9 responses to “Sacred Music

  1. Yeeeah, we’re on time *EVERY* week…..


    I agree with you though. When I get to go to RS it’s like I’m the only one singing! (but…when I’m stuck in primary I read my scriptures during singing time. i can’t sing along. Really. I can’t. My mind is fragile enough as it is. They’re singing one that sounds like a muppet song right now!!! I can’t handle it!!!!!!!!)

  2. ah man, it didn’t do my comment right! I think I accidentally did html. oops.
    It was supposed to say:

    *Timber nervously tugs at shirt collar* Yeeeah, we’re on time *EVERY* week….. *earnest nodding*

    (and then the rest of the comment!)

  3. Yay for your new (old) background!! When I pulled up your blog it made me smile. =) And as far as singing is concerned – I completely agree with you. I am not a great singer by any stretch of the imagination, but I belt it out on Sunday mornings. I truly do feel more connected to God during praise time. How can someone NOT want to feel that?!

  4. I’m right there with you! Fortuately we have what I like to call a singing ward. It’s great, but when we visit anywhere else, I always feel like I’m the only one singing. There are some Sundays when I feel like I got way more out of the music than I did the talks. However, I also wish we could loosen up a little bit and go all happy-clappy. Chris & I went to Calvary Baptist once in Salt Lake. They have a fairly well-known choir, and it was AWESOME.

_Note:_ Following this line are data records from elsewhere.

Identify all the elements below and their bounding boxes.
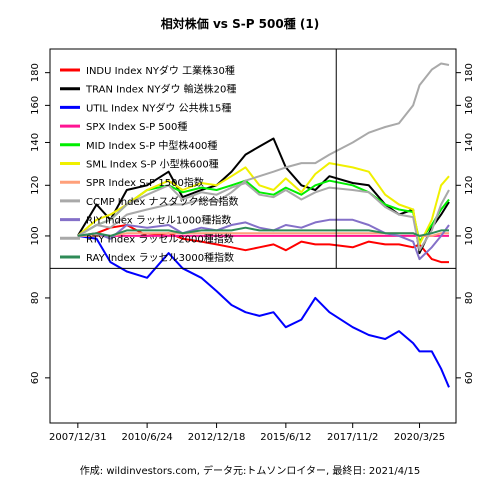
y-tick-label-right: 140 xyxy=(464,133,475,152)
y-tick-label-left: 100 xyxy=(30,226,41,245)
legend-label-7: SPR Index S-P 1500指数 xyxy=(86,176,204,189)
series-line-3 xyxy=(77,234,450,388)
legend-label-3: UTIL Index NYダウ 公共株15種 xyxy=(86,101,231,114)
series-layer xyxy=(76,62,450,388)
x-tick-label: 2015/6/12 xyxy=(260,432,311,443)
chart-title: 相対株価 vs S-P 500種 (1) xyxy=(161,16,319,31)
series-line-2 xyxy=(76,137,450,255)
legend-label-11: RAY Index ラッセル3000種指数 xyxy=(86,251,234,264)
legend: INDU Index NYダウ 工業株30種 TRAN Index NYダウ 輸送… xyxy=(60,64,239,264)
series-line-8 xyxy=(77,62,450,237)
y-tick-label-left: 120 xyxy=(30,176,41,195)
x-tick-label: 2007/12/31 xyxy=(49,432,107,443)
y-tick-label-right: 100 xyxy=(464,226,475,245)
y-tick-label-left: 60 xyxy=(30,371,41,384)
x-tick-label: 2020/3/25 xyxy=(394,432,445,443)
legend-label-2: TRAN Index NYダウ 輸送株20種 xyxy=(85,83,236,96)
legend-label-6: SML Index S-P 小型株600種 xyxy=(86,158,219,171)
legend-label-9: RIY Index ラッセル1000種指数 xyxy=(86,214,231,227)
x-tick-label: 2017/11/2 xyxy=(327,432,378,443)
y-tick-label-left: 80 xyxy=(30,292,41,305)
y-tick-label-left: 160 xyxy=(30,96,41,115)
y-tick-label-right: 160 xyxy=(464,96,475,115)
y-tick-label-left: 140 xyxy=(30,133,41,152)
y-tick-label-right: 120 xyxy=(464,176,475,195)
footer-credit: 作成: wildinvestors.com, データ元:トムソンロイター, 最終… xyxy=(80,464,420,477)
y-tick-label-left: 180 xyxy=(30,63,41,82)
x-tick-label: 2010/6/24 xyxy=(121,432,172,443)
legend-label-4: SPX Index S-P 500種 xyxy=(86,120,187,133)
legend-label-1: INDU Index NYダウ 工業株30種 xyxy=(86,64,235,77)
y-tick-label-right: 180 xyxy=(464,63,475,82)
series-line-11 xyxy=(77,226,449,237)
crosshair xyxy=(50,49,456,269)
axes: 60 60 80 80 100 100 120 120 140 140 160 160 180 180 20… xyxy=(30,63,475,443)
x-tick-label: 2012/12/18 xyxy=(188,432,246,443)
legend-label-5: MID Index S-P 中型株400種 xyxy=(86,139,217,152)
legend-label-10: RTY Index ラッセル2000種指数 xyxy=(86,232,234,245)
legend-label-8: CCMP Index ナスダック総合指数 xyxy=(86,195,239,208)
series-line-9 xyxy=(77,218,450,261)
y-tick-label-right: 60 xyxy=(464,371,475,384)
y-tick-label-right: 80 xyxy=(464,292,475,305)
series-line-10 xyxy=(77,182,450,252)
series-line-6 xyxy=(77,162,450,246)
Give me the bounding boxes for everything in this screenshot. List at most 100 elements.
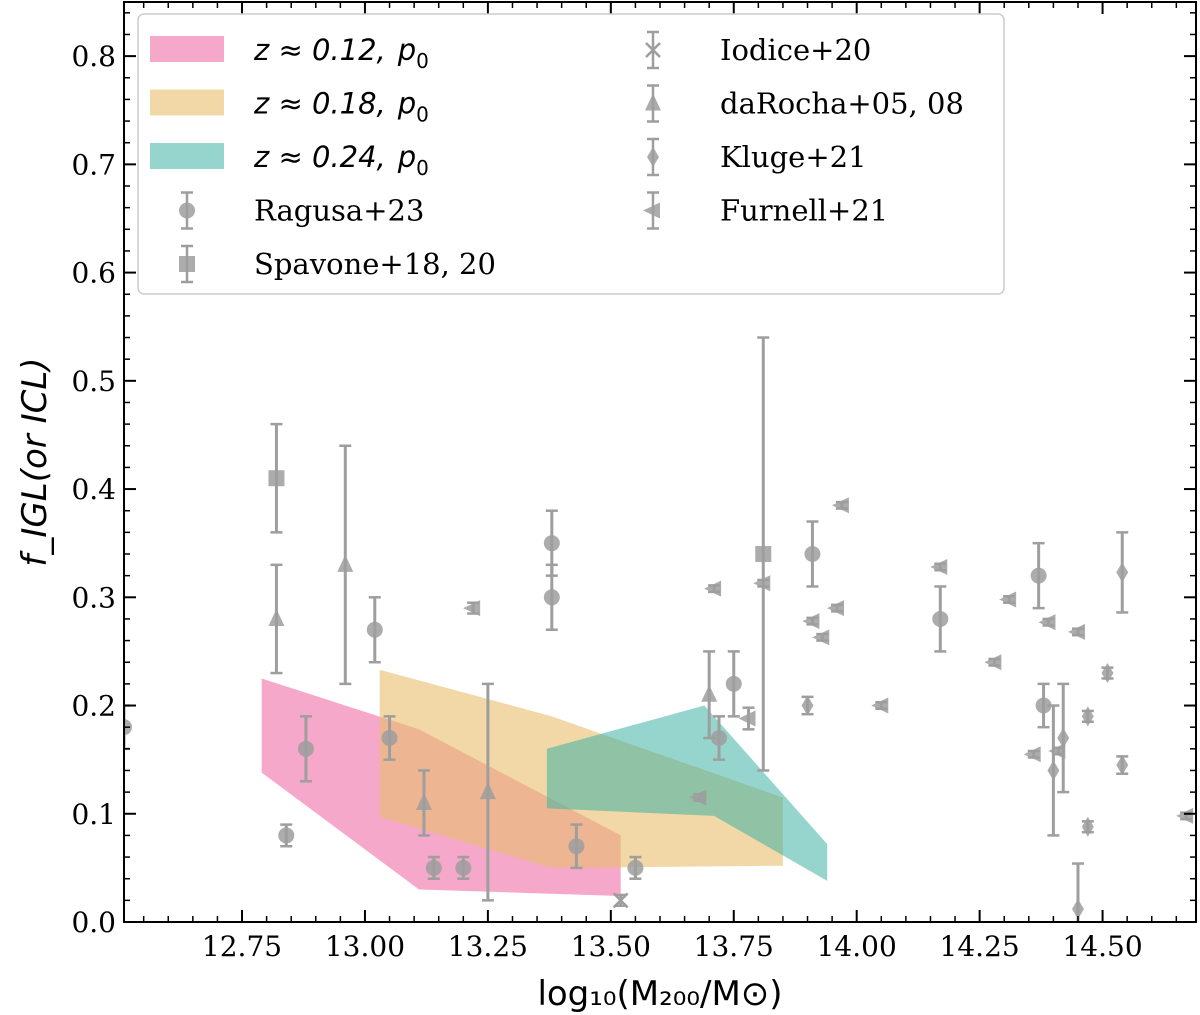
series-furnell-21 <box>463 497 1194 824</box>
legend: z ≈ 0.12, p0 z ≈ 0.18, p0 z ≈ 0.24, p0 Ragusa+… <box>137 13 1005 295</box>
legend-entry: z ≈ 0.18, p0 <box>150 87 429 127</box>
data-point <box>984 654 1002 671</box>
x-tick-label: 13.75 <box>694 930 774 963</box>
data-point <box>1101 663 1114 684</box>
y-tick-label: 0.2 <box>71 690 116 723</box>
y-axis-label-group: f_IGL(or ICL) <box>15 357 55 566</box>
data-point <box>268 608 285 626</box>
data-point <box>612 892 629 909</box>
y-axis-label: f_IGL(or ICL) <box>15 357 55 566</box>
data-point <box>381 730 398 746</box>
data-point <box>1038 614 1056 631</box>
legend-entry: Kluge+21 <box>647 137 867 177</box>
data-point <box>268 470 285 487</box>
y-tick-label: 0.8 <box>71 40 116 73</box>
series-spavone-18-20 <box>268 336 772 772</box>
bands-layer <box>261 669 828 896</box>
legend-label: Iodice+20 <box>720 33 871 67</box>
legend-label: Furnell+21 <box>720 194 888 228</box>
data-point <box>802 613 820 630</box>
x-tick-label: 14.25 <box>940 930 1020 963</box>
legend-entry: Furnell+21 <box>643 191 888 230</box>
data-point <box>337 554 354 572</box>
plot-frame <box>123 1 1197 923</box>
legend-marker <box>643 202 660 219</box>
data-point <box>701 684 718 702</box>
data-point <box>1081 706 1094 727</box>
data-point <box>1057 728 1070 748</box>
series-ragusa-23 <box>124 509 1052 880</box>
legend-marker <box>179 202 195 219</box>
legend-entry: daRocha+05, 08 <box>645 84 964 123</box>
legend-entry: Iodice+20 <box>645 30 871 70</box>
data-point <box>366 621 383 638</box>
data-point <box>1023 746 1041 763</box>
data-point <box>711 730 728 746</box>
data-point <box>689 789 707 806</box>
data-point <box>812 629 830 646</box>
ticks-layer: 12.75 13.00 13.25 13.50 13.75 14.00 14.25 14.50… <box>71 2 1196 963</box>
series-iodice-20 <box>612 892 629 909</box>
x-tick-label: 13.25 <box>448 930 528 963</box>
legend-marker <box>645 93 661 111</box>
data-point <box>1116 562 1129 583</box>
y-tick-label: 0.7 <box>71 148 116 181</box>
data-point <box>297 740 314 757</box>
x-tick-label: 12.75 <box>202 930 282 963</box>
data-point <box>831 497 849 514</box>
points-layer <box>124 336 1194 922</box>
data-point <box>1030 567 1047 584</box>
data-point <box>827 600 845 617</box>
legend-label: Kluge+21 <box>720 140 867 174</box>
legend-label: z ≈ 0.18, p0 <box>253 87 429 127</box>
data-point <box>930 558 948 575</box>
data-point <box>568 838 585 855</box>
data-point <box>999 591 1017 608</box>
data-point <box>278 827 295 844</box>
data-point <box>1116 755 1129 776</box>
legend-swatch <box>150 143 224 169</box>
data-point <box>738 710 756 727</box>
data-point <box>479 782 496 800</box>
y-tick-label: 0.4 <box>71 473 116 506</box>
data-point <box>455 859 472 876</box>
data-point <box>415 792 432 810</box>
legend-label: Spavone+18, 20 <box>254 247 496 281</box>
legend-entry: z ≈ 0.24, p0 <box>150 140 429 180</box>
x-axis-label: log₁₀(M₂₀₀/M⊙) <box>537 974 782 1014</box>
y-tick-label: 0.6 <box>71 257 116 290</box>
legend-label: z ≈ 0.24, p0 <box>253 140 429 180</box>
legend-swatch <box>150 89 224 116</box>
data-point <box>425 859 442 876</box>
legend-frame <box>137 13 1005 295</box>
data-point <box>627 859 644 876</box>
data-point <box>1176 807 1194 824</box>
data-point <box>1048 742 1066 759</box>
data-point <box>871 697 889 714</box>
data-point <box>1047 760 1060 781</box>
series-kluge-21 <box>801 531 1129 922</box>
data-point <box>1081 816 1094 837</box>
y-tick-label: 0.5 <box>71 365 116 398</box>
series-darocha-05-08 <box>268 444 718 902</box>
y-tick-label: 0.0 <box>71 906 116 939</box>
x-tick-label: 14.00 <box>817 930 897 963</box>
legend-marker <box>645 42 661 58</box>
legend-label: z ≈ 0.12, p0 <box>253 33 429 73</box>
data-point <box>755 546 772 562</box>
legend-entry: z ≈ 0.12, p0 <box>150 33 429 73</box>
band-2 <box>546 705 828 881</box>
x-tick-label: 14.50 <box>1062 930 1142 963</box>
data-point <box>725 675 742 692</box>
data-point <box>932 610 949 627</box>
data-point <box>801 695 814 716</box>
legend-label: daRocha+05, 08 <box>720 87 964 121</box>
legend-entry: Ragusa+23 <box>179 191 424 230</box>
data-point <box>1035 697 1052 714</box>
x-tick-label: 13.00 <box>325 930 405 963</box>
data-point <box>804 546 821 562</box>
x-tick-label: 13.50 <box>571 930 651 963</box>
data-point <box>753 575 771 592</box>
y-tick-label: 0.1 <box>71 798 116 831</box>
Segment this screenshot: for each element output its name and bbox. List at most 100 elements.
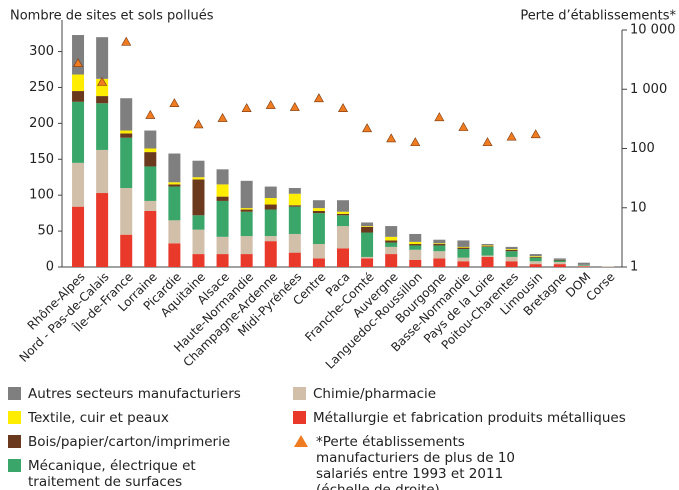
bar-segment (481, 246, 494, 247)
bar-segment (385, 240, 398, 243)
bar-segment (553, 259, 566, 261)
marker (289, 101, 300, 111)
bar-segment (120, 133, 133, 138)
bar-segment (168, 184, 181, 187)
bar-segment (409, 241, 422, 245)
bar-segment (433, 239, 446, 244)
legend-item: *Perte établissements manufacturiers de … (293, 434, 543, 490)
bar-segment (409, 233, 422, 242)
marker (241, 103, 252, 112)
bar-segment (529, 257, 542, 262)
bar-segment (264, 198, 277, 205)
bar-segment (529, 261, 542, 265)
legend-label: *Perte établissements manufacturiers de … (316, 434, 516, 490)
legend-swatch (8, 459, 21, 472)
marker (313, 93, 324, 103)
bar-segment (312, 213, 325, 245)
bar-segment (312, 258, 325, 267)
bar-segment (385, 246, 398, 255)
bar-segment (361, 256, 374, 259)
bar-segment (505, 251, 518, 257)
bar-segment (601, 266, 614, 267)
bar-segment (72, 74, 85, 92)
bar-segment (288, 233, 301, 253)
bar-segment (144, 152, 157, 167)
bar-segment (192, 254, 205, 267)
legend-label: Textile, cuir et peaux (28, 410, 169, 426)
bar-segment (240, 236, 253, 255)
legend-item: Mécanique, électrique et traitement de s… (8, 458, 218, 490)
bar-segment (72, 101, 85, 163)
bar-segment (337, 211, 349, 214)
bar-segment (96, 96, 109, 104)
bar-segment (168, 243, 181, 267)
legend-item: Bois/papier/carton/imprimerie (8, 434, 268, 450)
y2-tick-label: 1 (630, 260, 638, 275)
legend-item: Chimie/pharmacie (293, 386, 673, 402)
bar-segment (264, 241, 277, 267)
marker (145, 109, 156, 119)
y-tick-label: 0 (46, 260, 54, 275)
bar-segment (288, 206, 301, 234)
bar-segment (192, 179, 205, 216)
bar-segment (72, 162, 85, 207)
bar-segment (409, 249, 422, 260)
y-tick-label: 300 (29, 44, 54, 59)
bar-segment (337, 200, 349, 212)
marker (530, 129, 541, 139)
bar-segment (505, 246, 518, 250)
bar-segment (312, 244, 325, 259)
y-tick-label: 150 (29, 152, 54, 167)
bar-segment (192, 215, 205, 230)
bar-segment (457, 247, 470, 250)
bar-segment (505, 261, 518, 267)
bar-segment (216, 200, 229, 237)
bar-segment (553, 264, 566, 267)
bar-segment (337, 248, 349, 267)
bar-segment (216, 254, 229, 267)
y2-tick-label: 100 (630, 141, 655, 156)
legend-label: Autres secteurs manufacturiers (28, 386, 241, 402)
bar-segment (264, 209, 277, 237)
marker (73, 58, 84, 67)
y2-tick-label: 10 (630, 200, 647, 215)
bar-segment (337, 215, 349, 227)
bar-segment (433, 245, 446, 252)
bar-segment (385, 226, 398, 237)
bar-segment (529, 264, 542, 267)
bar-segment (505, 256, 518, 262)
bar-segment (120, 188, 133, 235)
bar-segment (168, 182, 181, 185)
bar-segment (481, 246, 494, 256)
bar-segment (72, 91, 85, 102)
bar-segment (216, 169, 229, 185)
bar-segment (120, 130, 133, 134)
bar-segment (361, 222, 374, 227)
bar-segment (288, 193, 301, 206)
bar-segment (481, 256, 494, 267)
bar-segment (457, 240, 470, 247)
legend-swatch (8, 435, 21, 448)
legend-label: Chimie/pharmacie (313, 386, 437, 402)
bar-segment (192, 177, 205, 180)
bar-segment (96, 37, 109, 79)
marker (482, 137, 493, 147)
legend-label: Bois/papier/carton/imprimerie (28, 434, 231, 450)
legend-swatch (8, 411, 21, 424)
bar-segment (72, 35, 85, 75)
legend-item: Métallurgie et fabrication produits méta… (293, 410, 673, 426)
bar-segment (192, 229, 205, 255)
bar-segment (168, 220, 181, 244)
bar-segment (433, 244, 446, 246)
marker (386, 133, 397, 143)
bar-segment (385, 236, 398, 241)
legend-item: Textile, cuir et peaux (8, 410, 268, 426)
bar-segment (240, 254, 253, 267)
bar-segment (144, 200, 157, 211)
bar-segment (96, 103, 109, 150)
bar-segment (288, 188, 301, 194)
bar-segment (216, 184, 229, 197)
bar-segment (577, 264, 590, 266)
bar-segment (433, 243, 446, 245)
bar-segment (361, 232, 374, 257)
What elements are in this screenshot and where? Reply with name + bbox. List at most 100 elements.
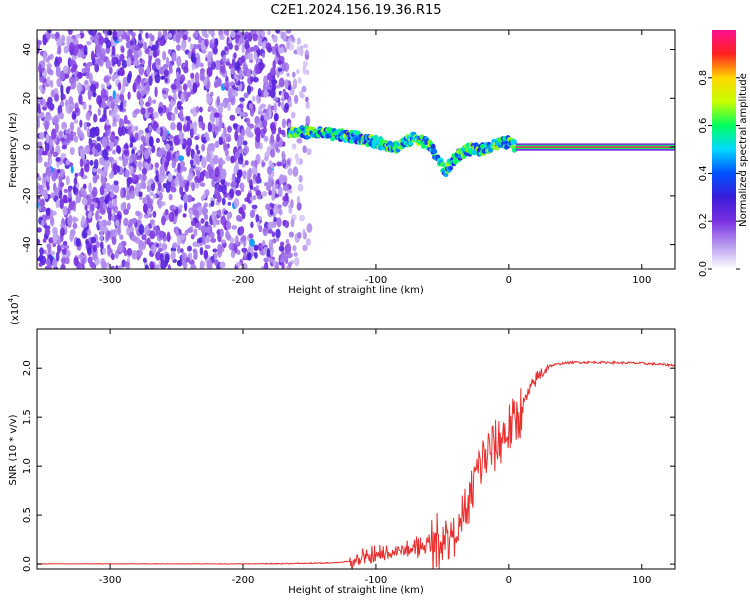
spectrogram-cell	[275, 180, 280, 185]
spectrogram-cell	[272, 259, 277, 267]
spectrogram-cell	[276, 161, 283, 167]
spectrogram-cell	[146, 185, 152, 193]
spectrogram-cell	[88, 72, 93, 84]
spectrogram-cell	[156, 58, 161, 66]
colorbar-label: Normalized spectral amplitude	[738, 73, 749, 227]
spectrogram-cell	[207, 121, 212, 133]
spectrogram-cell	[244, 160, 249, 166]
spectrogram-cell	[241, 128, 246, 137]
spectrogram-cell	[302, 244, 308, 252]
spectrogram-cell	[299, 214, 306, 222]
spectrogram-cell	[138, 160, 143, 172]
spectrogram-cell	[80, 167, 84, 178]
spectrogram-cell	[195, 106, 200, 113]
spectrogram-cell	[194, 63, 199, 69]
spectrogram-cell	[126, 226, 130, 236]
y-tick-label: 1.5	[22, 409, 33, 425]
spectrogram-cell	[210, 237, 217, 243]
spectrogram-cell	[114, 93, 121, 104]
spectrogram-cell	[296, 69, 300, 75]
x-tick-label: -300	[99, 275, 122, 286]
spectrogram-cell	[296, 45, 300, 56]
spectrogram-cell	[39, 76, 45, 83]
spectrogram-cell	[155, 169, 159, 179]
spectrogram-cell	[284, 79, 289, 90]
spectrogram-cell	[100, 48, 106, 59]
spectrogram-cell	[253, 44, 259, 51]
spectrogram-cell	[284, 102, 289, 111]
spectrogram-cell	[283, 46, 287, 53]
spectrogram-cell	[163, 68, 169, 78]
spectrogram-cell	[186, 121, 191, 132]
spectrogram-cell	[214, 259, 219, 266]
spectrogram-cell	[139, 97, 144, 108]
spectrogram-cell	[199, 182, 206, 187]
spectrogram-cell	[105, 182, 111, 193]
spectrogram-cell	[37, 197, 40, 204]
spectrogram-cell	[187, 227, 194, 233]
spectrogram-cell	[230, 155, 235, 164]
spectrogram-cell	[74, 107, 80, 114]
spectrogram-cell	[271, 186, 276, 197]
spectrogram-cell	[45, 115, 50, 121]
spectrogram-cell	[105, 145, 111, 151]
spectrogram-cell	[159, 253, 164, 263]
x-tick-label: 100	[632, 275, 651, 286]
spectrogram-cell	[112, 199, 118, 208]
y-tick-label: -20	[22, 188, 33, 204]
spectrogram-cell	[245, 48, 251, 53]
spectrogram-cell	[155, 40, 159, 50]
spectrogram-cell	[305, 54, 309, 60]
spectrogram-cell	[237, 80, 241, 86]
spectrogram-cell	[103, 76, 110, 84]
spectrogram-cell	[263, 89, 268, 99]
spectrogram-cell	[240, 234, 247, 242]
spectrogram-cell	[146, 197, 152, 209]
spectrogram-cell	[63, 188, 69, 194]
signal-cell	[355, 130, 361, 136]
spectrogram-cell	[255, 214, 260, 223]
spectrogram-cell	[218, 136, 223, 146]
spectrogram-cell	[44, 142, 50, 152]
spectrogram-cell	[183, 30, 189, 36]
spectrogram-cell	[204, 244, 211, 250]
spectrogram-cell	[249, 76, 254, 83]
spectrogram-cell	[103, 162, 109, 173]
spectrogram-cell	[118, 30, 125, 36]
spectrogram-cell	[275, 84, 281, 89]
spectrogram-cell	[38, 149, 44, 156]
spectrogram-cell	[70, 165, 74, 174]
spectrogram-cell	[89, 35, 95, 42]
spectrogram-cell	[209, 91, 214, 97]
spectrogram-cell	[201, 156, 207, 168]
spectrogram-cell	[76, 82, 82, 93]
spectrogram-cell	[55, 251, 60, 262]
snr-x-label: Height of straight line (km)	[288, 585, 424, 596]
spectrogram-cell	[73, 177, 78, 186]
spectrogram-cell	[100, 88, 107, 99]
spectrogram-cell	[247, 52, 254, 61]
spectrogram-cell	[142, 197, 147, 205]
spectrogram-cell	[250, 160, 256, 167]
spectrogram-cell	[170, 250, 176, 261]
spectrogram-cell	[226, 212, 231, 222]
spectrogram-cell	[144, 225, 151, 237]
spectrogram-cell	[62, 206, 68, 216]
spectrogram-cell	[211, 211, 216, 221]
spectrogram-cell	[149, 219, 155, 225]
spectrogram-cell	[55, 31, 60, 39]
spectrogram-cell	[84, 145, 91, 154]
snr-y-label: SNR (10 * v/v)	[8, 414, 19, 485]
spectrogram-cell	[305, 101, 310, 109]
spectrogram-cell	[51, 210, 57, 216]
spectrogram-cell	[138, 224, 145, 235]
spectrogram-cell	[61, 257, 66, 265]
spectrogram-cell	[278, 208, 283, 216]
spectrogram-cell	[131, 125, 136, 133]
spectrogram-cell	[67, 190, 72, 199]
spectrogram-cell	[122, 157, 128, 167]
spectrogram-cell	[194, 176, 199, 184]
spectrogram-cell	[239, 152, 244, 161]
spectrogram-cell	[51, 128, 57, 140]
spectrogram-cell	[67, 215, 73, 226]
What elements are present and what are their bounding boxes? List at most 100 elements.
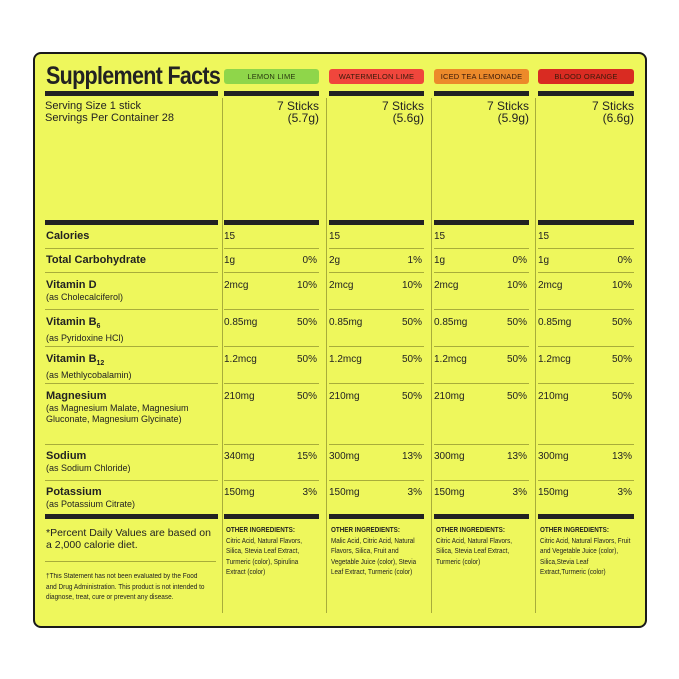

  5. Of course, I am not able to comment on regular churchgoers who routinely fail to sing. I guess these are all very familiar songs that everyone has heard over and over? Because, if not — like if there’s a big hymn book full of obscure songs written in the 1850s, or if they’re singing some modern, hippie-guitar-peace-and-love thing from the 1970s (the churches I’ve been in have pretty much covered the spectrum) — then it’s hard to sing along sometimes, because you don’t know the tune. Usually I’ll try a few lines, singing quietly so that if I mess up the timing or if my voice goes up when everyone else is singing low, it’s not as noticeable.

  6. Sorry Sariah, I get to church early, but I don’t sing…

    I tend to get the notes mixed up when I sing so I force myself to ambitiously count in my head instead. On a positive note, “Joy to the World” is coming up and I plan on using the “Bells” stop, I’ve been waiting all year.

    • Candi, I don’t konw who you are but your comment made me giggle. Clearly you’re the organist? I am a pianist and no good comes from me singing while playing, either.